聽完劉進财的述說,刀錦玉眼神一亮,他覺得這是個機會,尤其是劉進财最後獻出來的那個計策,他覺得很可行。
如果拿到那個劉吳氏的身契,劉吳氏就是他的人了。有了這樣厲害的人相助,說不定就能打敗大哥,父親說不定就會将家主之位傳給自己。
再看向地上的劉進财,刀錦玉覺得這個人也算個人才,壞點子不少。
刀錦玉放緩了語氣,道“劉進财,本公子看你這腦袋很靈活,還有點兒用處,不如就跟了本公子吧。”
劉進财先是大喜,可是随後就有些爲難,“二公子,能被您看上,能爲您效力,我劉進财求之不得。不過,您也知道,我已經和大公子見過面,如今爲您效力,大公子如果知道了,恐怕……”
刀錦玉不在意的擺了擺手,笑道“不用擔心,你又不用時時刻刻跟着我,跟我大哥見面的時候很少。”
劉進财笑逐顔開,連忙行禮,“二公子,既然是這樣,那我能爲您出力是我的榮幸。”
刀錦玉又擺了擺手,“好,那就這麽說定了。”說着對那個随從道“你去找幾個人,把劉進财的家裏人安排好。”那個随從應了一聲就出去了。

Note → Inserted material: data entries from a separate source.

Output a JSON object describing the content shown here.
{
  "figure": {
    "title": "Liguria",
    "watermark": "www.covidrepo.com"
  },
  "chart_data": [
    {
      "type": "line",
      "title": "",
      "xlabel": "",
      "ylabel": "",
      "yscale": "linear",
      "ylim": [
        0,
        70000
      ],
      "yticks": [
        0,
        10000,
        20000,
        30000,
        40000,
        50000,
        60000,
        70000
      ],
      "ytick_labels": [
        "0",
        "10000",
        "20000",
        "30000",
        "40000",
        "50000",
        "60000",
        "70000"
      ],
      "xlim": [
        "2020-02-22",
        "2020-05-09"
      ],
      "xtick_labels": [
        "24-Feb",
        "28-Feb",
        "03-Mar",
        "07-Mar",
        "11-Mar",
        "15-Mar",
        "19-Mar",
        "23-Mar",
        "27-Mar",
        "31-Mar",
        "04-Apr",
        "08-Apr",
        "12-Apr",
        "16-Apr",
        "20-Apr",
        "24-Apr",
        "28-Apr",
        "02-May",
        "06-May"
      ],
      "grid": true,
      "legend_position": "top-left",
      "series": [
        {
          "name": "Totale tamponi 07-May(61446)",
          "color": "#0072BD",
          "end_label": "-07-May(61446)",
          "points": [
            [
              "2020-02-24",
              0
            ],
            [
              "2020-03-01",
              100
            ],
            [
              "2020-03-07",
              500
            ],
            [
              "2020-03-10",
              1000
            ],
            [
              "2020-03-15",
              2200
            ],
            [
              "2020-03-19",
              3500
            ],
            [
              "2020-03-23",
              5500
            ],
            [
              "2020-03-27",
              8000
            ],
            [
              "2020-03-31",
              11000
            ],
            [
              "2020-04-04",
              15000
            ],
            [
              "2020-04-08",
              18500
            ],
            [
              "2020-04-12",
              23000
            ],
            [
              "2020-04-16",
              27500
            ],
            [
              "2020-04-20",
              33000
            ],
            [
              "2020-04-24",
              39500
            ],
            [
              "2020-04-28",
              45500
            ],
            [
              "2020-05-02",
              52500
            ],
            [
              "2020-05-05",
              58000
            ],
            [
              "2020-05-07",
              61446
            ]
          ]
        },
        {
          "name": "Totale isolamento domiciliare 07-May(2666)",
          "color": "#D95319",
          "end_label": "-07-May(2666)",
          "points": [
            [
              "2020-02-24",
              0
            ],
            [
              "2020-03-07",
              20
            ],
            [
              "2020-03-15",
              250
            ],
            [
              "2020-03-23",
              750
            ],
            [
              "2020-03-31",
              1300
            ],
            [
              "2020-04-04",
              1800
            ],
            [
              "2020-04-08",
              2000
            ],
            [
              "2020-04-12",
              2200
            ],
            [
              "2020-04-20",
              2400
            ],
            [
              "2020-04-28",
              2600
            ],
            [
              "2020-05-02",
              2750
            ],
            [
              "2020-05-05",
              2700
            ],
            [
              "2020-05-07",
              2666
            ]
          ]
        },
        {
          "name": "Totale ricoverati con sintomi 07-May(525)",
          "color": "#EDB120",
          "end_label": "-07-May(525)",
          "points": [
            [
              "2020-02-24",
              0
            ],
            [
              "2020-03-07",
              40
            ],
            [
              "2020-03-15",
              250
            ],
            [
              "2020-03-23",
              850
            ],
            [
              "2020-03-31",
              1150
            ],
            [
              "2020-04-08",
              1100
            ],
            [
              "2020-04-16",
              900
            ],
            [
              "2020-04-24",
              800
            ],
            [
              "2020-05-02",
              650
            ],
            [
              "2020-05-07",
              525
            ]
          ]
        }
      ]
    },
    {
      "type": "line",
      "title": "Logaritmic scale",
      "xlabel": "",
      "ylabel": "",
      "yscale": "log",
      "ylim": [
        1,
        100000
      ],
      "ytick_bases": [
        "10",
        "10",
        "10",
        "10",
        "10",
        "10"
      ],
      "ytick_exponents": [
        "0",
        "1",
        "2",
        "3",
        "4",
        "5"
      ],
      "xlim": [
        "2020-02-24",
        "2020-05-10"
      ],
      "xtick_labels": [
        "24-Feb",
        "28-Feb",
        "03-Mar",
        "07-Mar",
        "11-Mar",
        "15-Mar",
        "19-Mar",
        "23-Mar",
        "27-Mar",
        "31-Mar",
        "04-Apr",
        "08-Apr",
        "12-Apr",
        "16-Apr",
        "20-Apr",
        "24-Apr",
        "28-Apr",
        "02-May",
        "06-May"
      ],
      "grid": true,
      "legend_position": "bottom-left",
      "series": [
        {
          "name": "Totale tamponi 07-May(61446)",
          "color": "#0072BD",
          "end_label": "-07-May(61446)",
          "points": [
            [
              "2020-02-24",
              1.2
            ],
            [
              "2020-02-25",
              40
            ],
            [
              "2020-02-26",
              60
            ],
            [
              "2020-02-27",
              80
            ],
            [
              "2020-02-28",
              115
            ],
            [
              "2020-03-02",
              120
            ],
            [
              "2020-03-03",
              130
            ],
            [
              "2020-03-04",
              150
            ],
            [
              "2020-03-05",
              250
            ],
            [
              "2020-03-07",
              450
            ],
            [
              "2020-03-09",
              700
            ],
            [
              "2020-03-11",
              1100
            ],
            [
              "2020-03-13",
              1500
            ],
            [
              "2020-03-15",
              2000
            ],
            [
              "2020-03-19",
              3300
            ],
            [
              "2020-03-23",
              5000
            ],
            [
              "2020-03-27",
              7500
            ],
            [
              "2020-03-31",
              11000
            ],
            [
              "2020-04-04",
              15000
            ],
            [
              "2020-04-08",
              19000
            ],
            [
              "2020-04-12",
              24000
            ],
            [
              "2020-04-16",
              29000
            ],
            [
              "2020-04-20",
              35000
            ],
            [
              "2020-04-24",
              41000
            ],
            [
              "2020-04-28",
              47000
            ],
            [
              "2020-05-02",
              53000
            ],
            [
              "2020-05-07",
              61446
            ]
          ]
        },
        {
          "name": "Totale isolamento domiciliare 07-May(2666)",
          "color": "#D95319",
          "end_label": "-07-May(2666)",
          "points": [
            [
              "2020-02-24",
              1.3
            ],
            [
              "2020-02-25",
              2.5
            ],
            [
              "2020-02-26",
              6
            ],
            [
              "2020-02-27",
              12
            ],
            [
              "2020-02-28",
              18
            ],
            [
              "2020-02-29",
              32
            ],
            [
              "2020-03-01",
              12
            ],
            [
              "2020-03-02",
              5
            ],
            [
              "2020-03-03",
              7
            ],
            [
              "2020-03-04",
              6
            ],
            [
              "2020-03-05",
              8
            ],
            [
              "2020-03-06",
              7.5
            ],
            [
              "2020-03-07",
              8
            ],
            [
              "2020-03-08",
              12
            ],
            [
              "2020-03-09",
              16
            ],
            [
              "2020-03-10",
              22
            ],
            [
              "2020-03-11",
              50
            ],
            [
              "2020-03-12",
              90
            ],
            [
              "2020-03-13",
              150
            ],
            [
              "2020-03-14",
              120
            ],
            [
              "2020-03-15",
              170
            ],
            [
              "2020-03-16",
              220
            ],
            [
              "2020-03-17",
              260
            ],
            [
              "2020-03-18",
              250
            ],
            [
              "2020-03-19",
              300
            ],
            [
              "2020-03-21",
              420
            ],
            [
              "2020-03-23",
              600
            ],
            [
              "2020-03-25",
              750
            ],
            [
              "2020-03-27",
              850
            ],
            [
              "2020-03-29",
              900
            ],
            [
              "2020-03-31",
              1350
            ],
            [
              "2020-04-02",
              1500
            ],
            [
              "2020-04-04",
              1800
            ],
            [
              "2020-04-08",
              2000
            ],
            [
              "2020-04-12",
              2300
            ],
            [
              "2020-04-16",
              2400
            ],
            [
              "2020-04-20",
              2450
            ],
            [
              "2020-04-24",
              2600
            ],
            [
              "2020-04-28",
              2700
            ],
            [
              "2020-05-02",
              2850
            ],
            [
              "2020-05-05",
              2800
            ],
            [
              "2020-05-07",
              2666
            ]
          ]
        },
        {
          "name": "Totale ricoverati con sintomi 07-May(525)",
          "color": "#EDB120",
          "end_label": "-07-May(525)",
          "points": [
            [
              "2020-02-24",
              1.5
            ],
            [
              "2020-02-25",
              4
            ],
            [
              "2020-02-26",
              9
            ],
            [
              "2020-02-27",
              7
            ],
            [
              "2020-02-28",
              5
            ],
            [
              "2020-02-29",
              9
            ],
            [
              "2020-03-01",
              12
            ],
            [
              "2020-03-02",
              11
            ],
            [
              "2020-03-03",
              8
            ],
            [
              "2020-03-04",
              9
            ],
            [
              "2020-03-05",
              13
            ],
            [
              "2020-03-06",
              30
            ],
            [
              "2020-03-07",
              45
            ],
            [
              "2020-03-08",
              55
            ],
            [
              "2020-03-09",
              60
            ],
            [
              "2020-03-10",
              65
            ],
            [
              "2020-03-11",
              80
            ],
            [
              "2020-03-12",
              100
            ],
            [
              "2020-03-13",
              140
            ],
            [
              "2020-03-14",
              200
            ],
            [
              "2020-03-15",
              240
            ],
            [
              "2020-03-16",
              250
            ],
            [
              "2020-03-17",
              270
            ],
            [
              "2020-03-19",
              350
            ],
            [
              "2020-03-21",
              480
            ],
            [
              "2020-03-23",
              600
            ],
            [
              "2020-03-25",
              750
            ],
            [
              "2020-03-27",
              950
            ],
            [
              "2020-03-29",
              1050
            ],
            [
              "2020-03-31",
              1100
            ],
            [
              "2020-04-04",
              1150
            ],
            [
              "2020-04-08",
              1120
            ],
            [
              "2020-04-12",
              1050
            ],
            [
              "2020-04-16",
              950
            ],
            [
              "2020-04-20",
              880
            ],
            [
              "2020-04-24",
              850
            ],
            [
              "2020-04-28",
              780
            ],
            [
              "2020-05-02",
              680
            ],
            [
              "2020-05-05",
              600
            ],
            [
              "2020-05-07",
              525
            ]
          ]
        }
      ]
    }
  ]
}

劉進财驚疑不定,吃驚的問道“二……二公子,什麽把我的家人安排好?怎麽安排?”
二公子嘴角勾了勾,那不是笑,完全就是禮節性的動作,“是這樣的,你這個人呢,我也不了解,何況你又和我的大哥接觸過,爲了保證你對我忠心,你的家人我要找個地方安排起來,”說到這裏用手指點着劉進财,“如果你膽敢有異心,你的家裏人就要倒黴了,呵呵,呵呵。”
劉進财暗暗叫苦,勉強笑道“二公子大可放心,我劉進财不是出爾反爾的人,您安排了我的家人,可是我家裏還有田地,田地裏還有莊稼沒有收……”
二公子又是雲淡風輕的擺了擺手,“那點兒糧食才幾個錢?”轉頭對另一個随從道“去賬房支三十兩銀子送給劉先生,算是賠償他的糧食。”
劉進财一家一年的收入也沒有三十兩銀子,他又驚又喜,趕緊跪下磕頭“多謝二公子!”
刀錦玉擺擺手,“起來起來,現在沒問題了吧?”
劉進财磕了個頭站起來陪笑道“是是,有什麽事二公子盡管吩咐。”
刀錦玉向着劉進财招招手,兩個人湊到一起低聲說了起來。